Nack, of course, had the great mystical style of the old masters. Paul’s tomes were more adversarial, but could he ever turn a phrase. As he wrote his column, he sometimes would laugh at his own jokes. The next day, invariably, I laughed, too.

Paul not only was creative on the printed page but was inspired whenever he filled out a Newsday expense report on our return from Saratoga each summer.

One afternoon Sandler called Newsday’s private line in the Belmont press box. Moran answered it and was laughing when he hung up the phone.

I asked “what was that all about?” “Dick told me that he went over my expense report and said that ‘I assume you’re now the same size as Pricci’.”

In the tradition of the great wordsmiths who labored at their craft whatever their field, Paul often would unwind at night with a few pops at local watering holes wherever racing was conducted.

Back then it was Esposito’s Tavern across from Belmont Park downstate, and Lillian’s on Broadway in Saratoga.

One year Paul rented a house on East Avenue. He was ambling home about 3:30 a.m. when Mitch Levites of NYRA’s closed-circuit TV department rolled up on Paul and lowered his window.

“Give you a lift?” Paul walked over, got in and exchanged pleasantries as Levites put the car in gear and began to slowly roll forward. “Where to?” Levites asked. They went about 40 feet, two or three houses passed where Paul climbed into the car.

“Right here,” he said to Mitch. He got out, put the key in the lock, and disappeared into his Saratoga rental.

Paul won two Eclipse Awards, the Red Smith Award for outstanding coverage of the Kentucky Derby, one from the Associated Press Sports Editors, among others.

At that time Newsday had the best seats in the Belmont Park press box, closest to headstretch. Our perch provided a perfect view of the grotesque scene playing out in front of us, the tragic breakdown of Go for Wand in the 1990 Breeders’ Cup Distaff.

The late Willie Shofner, a.k.a “the Black Prince,” worked the press box lounge back then. He fed us on race days and kept some liquor behind the lunch counter in case one of the scribes had an “emergency.”

Grown men were crying everywhere in the press box and many of us took a time out and a couple of pops before regrouping to report on what had just transpired.

As we started writing, a reporter from another paper came into our office and made the mistake of asking who I liked in the next race. It was a good thing there were no open windows. Paul screamed the guy right out of the room, to say the least.
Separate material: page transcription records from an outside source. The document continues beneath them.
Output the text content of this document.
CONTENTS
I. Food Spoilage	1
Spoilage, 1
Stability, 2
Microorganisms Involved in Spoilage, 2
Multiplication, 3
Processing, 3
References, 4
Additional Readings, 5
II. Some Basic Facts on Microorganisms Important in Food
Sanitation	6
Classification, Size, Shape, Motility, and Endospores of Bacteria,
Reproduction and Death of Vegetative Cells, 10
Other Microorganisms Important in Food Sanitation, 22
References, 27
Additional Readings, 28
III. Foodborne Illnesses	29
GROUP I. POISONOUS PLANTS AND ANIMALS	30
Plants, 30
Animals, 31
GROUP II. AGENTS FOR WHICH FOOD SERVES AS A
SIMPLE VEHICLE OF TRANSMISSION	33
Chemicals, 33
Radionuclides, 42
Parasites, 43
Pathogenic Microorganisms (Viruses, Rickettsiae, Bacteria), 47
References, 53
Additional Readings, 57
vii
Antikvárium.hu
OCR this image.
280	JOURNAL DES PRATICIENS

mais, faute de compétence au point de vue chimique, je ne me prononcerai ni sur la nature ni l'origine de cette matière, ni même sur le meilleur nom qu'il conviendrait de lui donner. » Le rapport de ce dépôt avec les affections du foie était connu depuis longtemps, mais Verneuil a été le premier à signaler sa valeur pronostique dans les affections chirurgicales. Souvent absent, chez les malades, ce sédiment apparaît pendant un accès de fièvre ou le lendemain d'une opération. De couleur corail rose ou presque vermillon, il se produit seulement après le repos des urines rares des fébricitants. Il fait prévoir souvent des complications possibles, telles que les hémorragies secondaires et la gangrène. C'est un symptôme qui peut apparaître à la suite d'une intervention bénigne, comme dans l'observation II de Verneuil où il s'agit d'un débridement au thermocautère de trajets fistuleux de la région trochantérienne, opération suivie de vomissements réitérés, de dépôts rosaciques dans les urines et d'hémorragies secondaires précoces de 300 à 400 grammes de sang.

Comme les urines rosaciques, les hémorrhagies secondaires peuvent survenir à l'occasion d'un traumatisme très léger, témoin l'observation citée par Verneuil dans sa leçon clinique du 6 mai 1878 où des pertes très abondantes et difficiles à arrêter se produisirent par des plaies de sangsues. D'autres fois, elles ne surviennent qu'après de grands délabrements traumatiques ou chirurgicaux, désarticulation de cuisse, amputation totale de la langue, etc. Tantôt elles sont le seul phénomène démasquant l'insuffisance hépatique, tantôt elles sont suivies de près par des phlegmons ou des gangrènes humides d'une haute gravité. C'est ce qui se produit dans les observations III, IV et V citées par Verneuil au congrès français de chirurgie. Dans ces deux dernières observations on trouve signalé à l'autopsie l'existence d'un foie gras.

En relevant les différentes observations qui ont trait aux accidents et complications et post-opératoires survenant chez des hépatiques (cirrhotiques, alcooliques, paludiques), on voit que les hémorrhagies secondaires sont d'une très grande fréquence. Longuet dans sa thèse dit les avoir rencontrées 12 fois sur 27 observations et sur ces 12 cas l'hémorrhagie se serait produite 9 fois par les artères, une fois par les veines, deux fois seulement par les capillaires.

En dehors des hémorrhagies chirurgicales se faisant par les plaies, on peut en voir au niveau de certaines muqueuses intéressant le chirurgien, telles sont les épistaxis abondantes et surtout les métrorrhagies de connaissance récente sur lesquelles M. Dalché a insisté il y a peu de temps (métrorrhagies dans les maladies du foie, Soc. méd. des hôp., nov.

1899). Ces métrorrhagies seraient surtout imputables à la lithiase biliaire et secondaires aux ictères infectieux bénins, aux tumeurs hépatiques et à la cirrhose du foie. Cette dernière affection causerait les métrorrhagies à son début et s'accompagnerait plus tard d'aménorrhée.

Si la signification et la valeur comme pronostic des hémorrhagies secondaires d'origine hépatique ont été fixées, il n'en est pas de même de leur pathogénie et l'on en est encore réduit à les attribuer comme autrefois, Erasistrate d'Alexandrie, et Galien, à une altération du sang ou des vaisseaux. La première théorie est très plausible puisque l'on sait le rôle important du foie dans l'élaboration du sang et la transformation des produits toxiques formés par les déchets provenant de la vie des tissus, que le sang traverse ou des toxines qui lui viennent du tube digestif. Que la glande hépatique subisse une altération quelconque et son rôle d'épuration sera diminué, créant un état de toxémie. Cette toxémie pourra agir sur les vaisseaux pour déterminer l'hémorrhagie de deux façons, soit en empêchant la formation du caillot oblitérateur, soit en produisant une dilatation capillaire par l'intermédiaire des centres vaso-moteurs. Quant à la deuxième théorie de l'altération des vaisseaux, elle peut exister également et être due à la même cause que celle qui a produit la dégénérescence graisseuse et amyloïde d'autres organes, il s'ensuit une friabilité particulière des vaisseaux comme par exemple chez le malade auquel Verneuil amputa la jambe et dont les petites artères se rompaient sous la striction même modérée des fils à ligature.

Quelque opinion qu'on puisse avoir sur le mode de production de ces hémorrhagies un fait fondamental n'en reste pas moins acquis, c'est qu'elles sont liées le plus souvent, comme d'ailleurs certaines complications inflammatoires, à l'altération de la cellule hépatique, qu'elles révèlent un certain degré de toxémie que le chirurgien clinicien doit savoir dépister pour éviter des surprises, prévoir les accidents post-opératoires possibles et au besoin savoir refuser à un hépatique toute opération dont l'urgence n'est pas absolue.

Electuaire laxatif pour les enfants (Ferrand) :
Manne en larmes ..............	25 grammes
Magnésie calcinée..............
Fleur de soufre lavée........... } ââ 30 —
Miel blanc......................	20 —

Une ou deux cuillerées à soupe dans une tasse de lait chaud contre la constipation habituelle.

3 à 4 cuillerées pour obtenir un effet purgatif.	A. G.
Then he sat down and wrote a stirring account of the breakdown on deadline, earning him the second of two Eclipse Awards.

Paul Moran was practiced in the art of the give-and-take, rarely without the perfect wisecrack suitable for any occasion.

The perception might have been of a man in conflict with himself, but this was also a man who had pictures of four poor children he helped support through charitable organizations on his refrigerator door. At the end, much of his money was willed to St. Jude’s Children’s Hospital.

“I can understand my getting sick,” he told a friend after roaming the halls of Sloan Kettering one afternoon following surgery two years ago. “But what did these kids ever do to deserve this?”

Paul probably would be embarrassed to think people might learn about this quiet generosity--not the carefully crafted image of the curmudgeonly contrarian he worked so hard to perfect.

Befitting his half-Irish, half-Italian heritage, he went out as he lived. Paul Moran was a man’s man, right to the very end.